Добавить в цитаты Настройки чтения

Страница 119 из 122

Шкловский в «Цоо» упрекал свою героиню за то, что она слишком любит «общеевропейскую культуру» и, следовательно, может жить вне России. Чувства Виктора Борисовича понятны: случайно очутившись в Берлине, он тосковал и рвался домой.

Борис Андреевич Пильняк, приехав в Берлин, с любопытством разглядывал чужую жизнь. Был он человеком талантливым и путаным. Он хорошо знал то, о чем писал, поразил читателей и русских и зарубежных не только жестокими деталями описываемого быта, но и непривычной формой повествования. На книгах Пильняка двадцатых годов, как и на книгах многих его сверстников, лежит печать эпохи - сочетание грубости и вычурности, голода и культа искусства, увлечения Лесковым и услышанной на базаре перебранкой. Он погиб одним из первых в начале 1937 года, и трудно сказать, как пошел бы дальше его писательский путь. В Берлине в 1922 году он говорил, что революция «мужицкая», «национальная», ругал Петра, который «оторвал Россию от России». Простота его была с хитрецой: он обожал юродство (это слово, кажется, не существует ни в одном из европейских языков) - древнюю русскую форму самозащиты.

Есенин прожил в Берлине несколько месяцев, томился и, конечно же, буянил. Его неизменно сопровождал имажинист Кусиков, который играл на гитаре и декламировал:

Про меня говорят, что я сволочь,

Что я хитрый и злой черкес.

Они пили и пели. Напрасно Айседора Дункан пыталась унять Есенина; одна сцена следовала за другой. Пильняк, выпив, пытался построить на русском разоре философию, а Есенин в отчаянии бил посуду.

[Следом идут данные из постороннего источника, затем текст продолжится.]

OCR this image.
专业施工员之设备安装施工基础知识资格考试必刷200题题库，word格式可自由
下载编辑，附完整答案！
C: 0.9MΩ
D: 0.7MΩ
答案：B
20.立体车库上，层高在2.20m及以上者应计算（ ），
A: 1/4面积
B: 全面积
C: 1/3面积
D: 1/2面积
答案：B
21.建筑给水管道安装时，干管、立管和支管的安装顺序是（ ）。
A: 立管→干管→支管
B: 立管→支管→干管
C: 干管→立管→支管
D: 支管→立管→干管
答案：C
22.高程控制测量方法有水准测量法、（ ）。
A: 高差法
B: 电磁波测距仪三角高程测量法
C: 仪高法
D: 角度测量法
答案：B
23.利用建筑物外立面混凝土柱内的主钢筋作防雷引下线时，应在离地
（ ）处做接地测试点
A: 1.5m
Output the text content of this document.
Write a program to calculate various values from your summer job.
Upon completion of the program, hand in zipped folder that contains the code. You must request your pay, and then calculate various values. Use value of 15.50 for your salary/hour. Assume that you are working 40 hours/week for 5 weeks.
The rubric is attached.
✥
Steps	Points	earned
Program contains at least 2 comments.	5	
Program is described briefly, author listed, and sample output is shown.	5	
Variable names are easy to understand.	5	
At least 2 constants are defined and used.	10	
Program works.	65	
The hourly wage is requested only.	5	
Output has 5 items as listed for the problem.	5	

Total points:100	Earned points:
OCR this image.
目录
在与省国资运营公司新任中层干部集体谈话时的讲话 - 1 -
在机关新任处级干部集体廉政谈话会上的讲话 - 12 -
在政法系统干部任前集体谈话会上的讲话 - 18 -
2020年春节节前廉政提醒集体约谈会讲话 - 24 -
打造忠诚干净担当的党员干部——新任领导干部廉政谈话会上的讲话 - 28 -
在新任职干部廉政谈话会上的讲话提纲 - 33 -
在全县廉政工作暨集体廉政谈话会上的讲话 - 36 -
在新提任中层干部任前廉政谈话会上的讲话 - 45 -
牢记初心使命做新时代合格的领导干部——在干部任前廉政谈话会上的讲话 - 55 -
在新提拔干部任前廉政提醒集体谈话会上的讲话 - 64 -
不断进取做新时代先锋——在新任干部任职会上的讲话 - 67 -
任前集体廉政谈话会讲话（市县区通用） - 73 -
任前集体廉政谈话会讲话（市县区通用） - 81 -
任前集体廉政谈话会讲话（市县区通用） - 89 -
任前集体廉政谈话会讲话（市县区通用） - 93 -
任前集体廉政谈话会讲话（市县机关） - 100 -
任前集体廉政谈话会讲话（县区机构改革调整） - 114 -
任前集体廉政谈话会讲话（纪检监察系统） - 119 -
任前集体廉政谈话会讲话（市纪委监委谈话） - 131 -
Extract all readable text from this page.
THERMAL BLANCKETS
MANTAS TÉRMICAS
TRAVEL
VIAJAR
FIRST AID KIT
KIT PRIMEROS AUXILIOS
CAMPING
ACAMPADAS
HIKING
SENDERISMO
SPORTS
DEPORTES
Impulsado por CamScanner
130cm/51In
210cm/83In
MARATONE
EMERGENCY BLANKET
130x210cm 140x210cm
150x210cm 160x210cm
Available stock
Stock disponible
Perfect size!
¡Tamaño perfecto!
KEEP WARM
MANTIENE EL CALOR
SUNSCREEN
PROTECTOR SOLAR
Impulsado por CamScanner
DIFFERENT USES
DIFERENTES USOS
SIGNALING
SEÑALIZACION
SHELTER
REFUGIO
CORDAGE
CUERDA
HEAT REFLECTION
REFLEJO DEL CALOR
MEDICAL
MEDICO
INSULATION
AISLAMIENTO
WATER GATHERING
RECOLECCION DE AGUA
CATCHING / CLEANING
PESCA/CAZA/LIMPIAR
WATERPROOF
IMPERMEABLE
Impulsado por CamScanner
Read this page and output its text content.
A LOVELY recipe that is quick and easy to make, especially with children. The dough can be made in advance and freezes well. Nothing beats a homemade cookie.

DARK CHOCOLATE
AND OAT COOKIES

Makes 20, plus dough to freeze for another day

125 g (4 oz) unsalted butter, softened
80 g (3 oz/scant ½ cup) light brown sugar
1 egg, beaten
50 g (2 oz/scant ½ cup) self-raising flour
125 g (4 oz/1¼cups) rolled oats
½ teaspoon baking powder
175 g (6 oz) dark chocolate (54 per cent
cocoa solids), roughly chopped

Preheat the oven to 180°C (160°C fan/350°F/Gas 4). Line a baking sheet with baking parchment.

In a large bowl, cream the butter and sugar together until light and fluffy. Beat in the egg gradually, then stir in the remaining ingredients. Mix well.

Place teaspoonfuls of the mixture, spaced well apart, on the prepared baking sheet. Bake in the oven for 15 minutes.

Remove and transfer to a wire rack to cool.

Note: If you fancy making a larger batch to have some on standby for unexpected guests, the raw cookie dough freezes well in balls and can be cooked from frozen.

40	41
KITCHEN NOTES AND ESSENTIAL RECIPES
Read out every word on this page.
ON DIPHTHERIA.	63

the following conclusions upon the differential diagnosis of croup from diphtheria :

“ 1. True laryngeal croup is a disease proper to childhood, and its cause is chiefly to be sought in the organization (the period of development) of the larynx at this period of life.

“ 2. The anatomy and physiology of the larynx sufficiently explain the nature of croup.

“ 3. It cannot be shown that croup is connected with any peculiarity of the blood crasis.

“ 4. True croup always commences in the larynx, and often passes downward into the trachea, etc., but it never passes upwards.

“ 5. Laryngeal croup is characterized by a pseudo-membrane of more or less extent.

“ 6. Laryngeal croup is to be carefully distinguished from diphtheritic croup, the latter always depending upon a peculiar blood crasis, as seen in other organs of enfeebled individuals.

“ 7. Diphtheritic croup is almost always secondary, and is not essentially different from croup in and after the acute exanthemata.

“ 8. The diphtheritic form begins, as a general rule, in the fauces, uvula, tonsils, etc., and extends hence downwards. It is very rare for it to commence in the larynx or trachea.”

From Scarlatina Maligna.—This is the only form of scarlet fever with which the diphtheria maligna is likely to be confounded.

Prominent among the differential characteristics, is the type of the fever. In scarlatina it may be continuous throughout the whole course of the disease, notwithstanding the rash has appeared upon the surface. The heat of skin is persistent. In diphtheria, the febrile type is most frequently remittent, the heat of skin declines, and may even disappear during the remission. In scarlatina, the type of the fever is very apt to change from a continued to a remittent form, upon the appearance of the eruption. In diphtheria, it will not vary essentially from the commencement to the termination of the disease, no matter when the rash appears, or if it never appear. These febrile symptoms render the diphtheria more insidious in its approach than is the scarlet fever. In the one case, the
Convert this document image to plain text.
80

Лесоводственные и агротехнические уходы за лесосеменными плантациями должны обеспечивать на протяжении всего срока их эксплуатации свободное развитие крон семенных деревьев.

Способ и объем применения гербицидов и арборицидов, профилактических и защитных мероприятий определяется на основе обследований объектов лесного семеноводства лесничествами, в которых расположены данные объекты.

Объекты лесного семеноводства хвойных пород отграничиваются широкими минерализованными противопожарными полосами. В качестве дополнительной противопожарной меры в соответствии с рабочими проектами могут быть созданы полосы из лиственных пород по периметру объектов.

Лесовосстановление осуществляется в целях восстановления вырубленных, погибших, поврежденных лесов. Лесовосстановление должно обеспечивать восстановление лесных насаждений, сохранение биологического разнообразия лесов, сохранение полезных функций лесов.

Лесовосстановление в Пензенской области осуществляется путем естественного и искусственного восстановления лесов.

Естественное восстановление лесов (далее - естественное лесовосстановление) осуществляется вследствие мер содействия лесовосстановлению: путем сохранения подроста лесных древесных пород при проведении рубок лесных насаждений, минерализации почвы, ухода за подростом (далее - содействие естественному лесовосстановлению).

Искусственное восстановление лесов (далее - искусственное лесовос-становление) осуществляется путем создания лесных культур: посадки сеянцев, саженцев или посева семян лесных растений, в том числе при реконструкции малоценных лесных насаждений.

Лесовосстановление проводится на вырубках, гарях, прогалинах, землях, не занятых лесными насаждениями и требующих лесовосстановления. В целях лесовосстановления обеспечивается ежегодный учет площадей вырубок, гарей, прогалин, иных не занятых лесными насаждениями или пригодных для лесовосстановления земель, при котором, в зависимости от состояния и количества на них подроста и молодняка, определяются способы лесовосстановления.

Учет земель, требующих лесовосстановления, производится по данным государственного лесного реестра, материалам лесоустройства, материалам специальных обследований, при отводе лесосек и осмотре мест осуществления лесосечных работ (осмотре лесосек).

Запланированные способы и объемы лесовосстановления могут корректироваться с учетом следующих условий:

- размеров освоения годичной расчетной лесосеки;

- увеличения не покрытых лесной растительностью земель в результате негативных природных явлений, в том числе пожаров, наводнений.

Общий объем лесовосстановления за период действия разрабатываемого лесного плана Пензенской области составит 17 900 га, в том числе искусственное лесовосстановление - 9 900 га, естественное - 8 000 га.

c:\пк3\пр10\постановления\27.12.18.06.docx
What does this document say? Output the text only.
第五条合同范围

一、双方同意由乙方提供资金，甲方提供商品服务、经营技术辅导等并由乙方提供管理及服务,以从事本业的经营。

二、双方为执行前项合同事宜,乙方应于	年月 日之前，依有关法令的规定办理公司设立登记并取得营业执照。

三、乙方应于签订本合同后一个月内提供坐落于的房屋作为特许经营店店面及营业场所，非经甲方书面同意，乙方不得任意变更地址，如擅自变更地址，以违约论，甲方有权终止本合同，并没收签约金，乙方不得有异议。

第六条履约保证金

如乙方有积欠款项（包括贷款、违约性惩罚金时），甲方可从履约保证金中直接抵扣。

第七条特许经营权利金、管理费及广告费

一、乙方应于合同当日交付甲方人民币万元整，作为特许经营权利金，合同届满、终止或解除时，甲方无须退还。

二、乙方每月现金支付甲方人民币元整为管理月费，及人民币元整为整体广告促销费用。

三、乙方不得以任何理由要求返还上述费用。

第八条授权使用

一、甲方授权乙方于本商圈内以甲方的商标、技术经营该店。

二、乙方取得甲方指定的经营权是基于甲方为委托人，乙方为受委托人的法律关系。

Начала выходить газета «Накануне». Мне привелось раза два или три разговаривать с ее идеологами. Сменовеховцы откровенно признавались, что коммунизм им не по душе, но хорошо, что большевики создали армию, выгнали интервентов, дали отпор Польше. «Мы за твердую власть,- говорили они,- а остальное образуется». Я писал поэтессе М. М. Шкапской: «Накануновцы» не хотят простить мне отказа писать у них, но, что делать, я для них слишком левый…» Журналист Василевский - Не-Буква напечатал в «Накануне» хлесткую статью обо мне, вспоминая, как в «Хуренито» мулатка хлестала героя романа Эренбурга ломтями ростбифа по щекам, говорил, что меня следует бить по лицу окороком с хорошей костью.

Алексей Николаевич Толстой сидел мрачный, попыхивая трубкой, молчал и вдруг, успокоенный, улыбался. Как-то он сказал мне: «В эмиграции не будет никакой литературы, увидишь. Эмиграция может убить любого писателя в два-три года…» Он уже знал, что скоро вернется домой.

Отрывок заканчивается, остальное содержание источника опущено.